I have an aeroponics setup and was wondering what is the best method for cleaning them? What cleaners to use, and how to use them. I just had an issue with some clones that had mites. Fisrt I used soapy water and sprayed them, didn't help and made my reservoir into a bubble bath. Then sprayed them with some schulz insectacide. Worked alright, but they are sneaky little buggers. So I got rid of the clones. I used a light bleach solution to clean my setup. I even ran it in my res and pumped it through my system. I don't know if this was a good idea, but I did not wnat to deal with them little buggers again. I am going to run plain water through my system a few times changing the res a few times.

So was it dumb to run a little bleach through my system? Is there a better way to clean them?


----------



## Stoney Bud (Mar 17, 2007)

Crazy Horse said:
			
		

> So was it dumb to run a little bleach through my system? Is there a better way to clean them?
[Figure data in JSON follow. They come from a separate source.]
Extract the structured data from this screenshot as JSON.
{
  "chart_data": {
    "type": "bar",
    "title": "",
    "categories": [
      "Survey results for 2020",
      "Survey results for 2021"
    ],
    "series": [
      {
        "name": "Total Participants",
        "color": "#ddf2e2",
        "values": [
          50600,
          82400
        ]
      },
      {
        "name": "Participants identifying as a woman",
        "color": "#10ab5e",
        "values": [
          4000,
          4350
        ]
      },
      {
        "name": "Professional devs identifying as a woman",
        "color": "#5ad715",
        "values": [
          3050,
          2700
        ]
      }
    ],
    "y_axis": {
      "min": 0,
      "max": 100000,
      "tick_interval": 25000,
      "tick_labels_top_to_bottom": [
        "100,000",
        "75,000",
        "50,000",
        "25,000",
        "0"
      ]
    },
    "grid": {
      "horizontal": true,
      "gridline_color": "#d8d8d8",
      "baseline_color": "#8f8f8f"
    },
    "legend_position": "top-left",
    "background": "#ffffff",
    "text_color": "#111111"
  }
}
Not dumb at all man. Just make sure you rinse it very very well.


----------



## KADE (Mar 17, 2007)

10% bleach solution... run it for a day... next day rinse her out with plain water... run plain water through it... then let air dry.


----------



## Crazy Horse (Mar 17, 2007)

Whew! I thought I was going to get in trouble there lol. Them stupid mites were getting me worried!


----------



## DLA (Mar 18, 2007)

Yep bleach...I think 10% is a little strong, but as long as you rinse it really good it should be OK.  Bleach is usually mixed at about a 1-3% solution for cleaning hydro parts and systems.  No hard rule.


----------



## Stoney Bud (Mar 18, 2007)

When using Chlorine, make sure you do not mix ANY other chemical with it. Chlorine gas can be produced and can kill you so fast that you won't even know it has you until you hit the floor.

NO KIDDIN.


----------



## Crazy Horse (Mar 18, 2007)

That doesn't sound good!


----------



## KADE (Mar 18, 2007)

Chlorine gas is one of the most quick working death gasses also...  my hydro guy said 10% so i do it... altho I had some big algae buildup in one "leg" of my piping..  it could be straight bleach really.. just a lil rough on the nasal cavity...


----------



## Towelie (Mar 24, 2007)

I have been keeping a light sprinkle of Borax detergent on the floor of my room, and in a house with a history of spider mites, I have not seen anything yet (Frantically knocking on wood). 

Has anyone else tried this?


----------